The Normalize Scale Gradient script, by John Murphy, represents a big step forward in producing the very best results in PixInsight. By normalizing images in a robust and consistent way improvements in pixel rejection, gradient simplification and most importantly proper image weighting are all fully realized. The following sections explain how to take advantage of this script and why it works.

Introduction | 13 minutes |

15 minutes | |

First Look: Setup | 15 minutes |

First Results! | 17 minutes |

Second Important Example | 12 minutes |

The Details Part 1 | 19 minutes |

The Details Part 2 | 30 minutes |

Two Data Sets Demo! | 7 minutes |

ERRATA:

After watching the videos the explanation of the errors and incomplete statements I made will make more sense.

1. In the video I say repeatedly that the weights are the inverse of the calculated scaling factor. This is an incomplete statement. Technically the weights are calculated as the combination of both measures of scaling factor AND noise calculations (MRS). The inverse of this term squared results in the weights. You can see this term in the explanations I give in the ImageIntegration section. It is this term that is problematic in the regular Noise Evaluation method- since the scaling factor is on the bottom in a squared term- any small error in this value results in a large error in the weight. Unfortunately the calculation of the scale in ImageIntegration is the issue- which is why this NSG script is so amazing.

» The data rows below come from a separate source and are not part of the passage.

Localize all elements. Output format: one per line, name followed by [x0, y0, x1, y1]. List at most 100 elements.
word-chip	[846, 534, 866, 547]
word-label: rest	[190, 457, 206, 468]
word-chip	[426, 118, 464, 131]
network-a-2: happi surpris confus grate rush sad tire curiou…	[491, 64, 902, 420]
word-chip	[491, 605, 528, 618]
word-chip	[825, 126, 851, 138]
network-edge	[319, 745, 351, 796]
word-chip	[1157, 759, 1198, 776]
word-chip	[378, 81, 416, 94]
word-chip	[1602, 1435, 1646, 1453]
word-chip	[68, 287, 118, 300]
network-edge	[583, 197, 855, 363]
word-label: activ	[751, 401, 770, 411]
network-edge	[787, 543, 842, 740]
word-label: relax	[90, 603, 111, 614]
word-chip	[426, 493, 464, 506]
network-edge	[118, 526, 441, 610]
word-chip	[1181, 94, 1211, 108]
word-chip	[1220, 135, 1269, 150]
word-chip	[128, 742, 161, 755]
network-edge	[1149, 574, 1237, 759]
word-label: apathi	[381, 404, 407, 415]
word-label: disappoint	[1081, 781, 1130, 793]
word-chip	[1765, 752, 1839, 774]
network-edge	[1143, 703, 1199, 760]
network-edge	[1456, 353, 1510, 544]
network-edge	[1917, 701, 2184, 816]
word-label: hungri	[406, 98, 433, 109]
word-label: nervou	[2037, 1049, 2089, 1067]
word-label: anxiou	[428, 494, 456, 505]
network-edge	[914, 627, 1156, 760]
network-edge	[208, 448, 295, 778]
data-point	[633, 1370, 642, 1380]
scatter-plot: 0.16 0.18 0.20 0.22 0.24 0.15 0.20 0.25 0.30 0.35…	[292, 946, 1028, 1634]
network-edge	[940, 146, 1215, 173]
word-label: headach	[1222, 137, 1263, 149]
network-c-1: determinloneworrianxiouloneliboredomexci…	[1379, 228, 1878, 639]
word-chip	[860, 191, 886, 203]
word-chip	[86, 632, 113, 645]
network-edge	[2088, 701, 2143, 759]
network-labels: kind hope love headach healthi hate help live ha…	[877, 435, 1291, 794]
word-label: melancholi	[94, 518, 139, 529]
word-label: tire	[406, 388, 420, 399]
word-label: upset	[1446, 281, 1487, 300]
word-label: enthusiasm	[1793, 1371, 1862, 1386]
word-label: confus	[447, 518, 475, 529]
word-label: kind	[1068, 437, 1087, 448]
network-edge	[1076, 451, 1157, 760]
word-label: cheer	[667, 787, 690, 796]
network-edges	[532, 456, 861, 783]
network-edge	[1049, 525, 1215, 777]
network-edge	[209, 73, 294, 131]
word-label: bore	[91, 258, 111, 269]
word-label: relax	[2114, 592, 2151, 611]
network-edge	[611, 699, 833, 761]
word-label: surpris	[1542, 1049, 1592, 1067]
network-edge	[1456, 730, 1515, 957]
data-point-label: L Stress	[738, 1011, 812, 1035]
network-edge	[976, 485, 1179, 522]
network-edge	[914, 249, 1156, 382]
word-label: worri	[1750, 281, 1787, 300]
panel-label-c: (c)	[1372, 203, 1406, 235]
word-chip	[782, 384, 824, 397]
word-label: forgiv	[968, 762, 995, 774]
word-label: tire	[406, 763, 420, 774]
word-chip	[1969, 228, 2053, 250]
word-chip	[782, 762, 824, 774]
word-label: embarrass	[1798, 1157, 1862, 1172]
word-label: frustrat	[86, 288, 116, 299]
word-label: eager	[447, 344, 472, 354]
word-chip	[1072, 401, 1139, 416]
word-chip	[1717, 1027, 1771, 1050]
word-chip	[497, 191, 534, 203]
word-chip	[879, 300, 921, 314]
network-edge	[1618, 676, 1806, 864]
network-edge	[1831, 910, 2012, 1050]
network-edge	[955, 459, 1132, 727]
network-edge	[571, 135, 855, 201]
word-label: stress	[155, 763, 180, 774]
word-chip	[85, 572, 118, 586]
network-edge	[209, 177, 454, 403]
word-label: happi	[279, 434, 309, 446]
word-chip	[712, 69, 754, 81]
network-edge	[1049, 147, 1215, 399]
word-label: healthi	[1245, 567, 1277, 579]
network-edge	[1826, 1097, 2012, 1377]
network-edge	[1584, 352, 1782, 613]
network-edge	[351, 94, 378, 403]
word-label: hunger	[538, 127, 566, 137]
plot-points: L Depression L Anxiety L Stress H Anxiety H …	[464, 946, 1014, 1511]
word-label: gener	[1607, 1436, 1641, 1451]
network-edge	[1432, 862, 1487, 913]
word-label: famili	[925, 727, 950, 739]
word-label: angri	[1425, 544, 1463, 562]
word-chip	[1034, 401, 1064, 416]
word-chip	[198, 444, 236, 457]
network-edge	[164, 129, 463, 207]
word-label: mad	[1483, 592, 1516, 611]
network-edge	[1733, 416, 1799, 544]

2. At one point, I incorrectly say the gradient is calculated before the scaling factor. This is incorrect (and I say it correctly later). The scaling factor through the photometry of stars is calculated first. You need this to get the correct scaling value for the samples that are used to calculate the gradient. The order of operations is just as the name of the script implies.

3. I mention a detail that talks about adjusting the zone of avoidance around stars. I say the slider is a non-linear and the circle grows more quickly around bright stars. This is incorrect. The growth is linear with respect to the measured flux of the stars.

4. In the section I talk about the curvature files, I am wrong about a guess I made. I state that the curvature file is the residual of the averaged gradients of the target frames. This is incorrect. This is what happens when you guess! lol. The curvature image is what is left after subtracting the first "linear" term of the gradient. What we see left over is the "residual" from this tilted plane (linear gradient) across the field...and most importantly it is calculated (as is the case for all calculations) between the given target frame and the reference frame.

Thanks to John Murphy for correcting my errors. There are some others, but none too consequential. The above may not be perfect, but it is closer to the right way to describe the way the script works.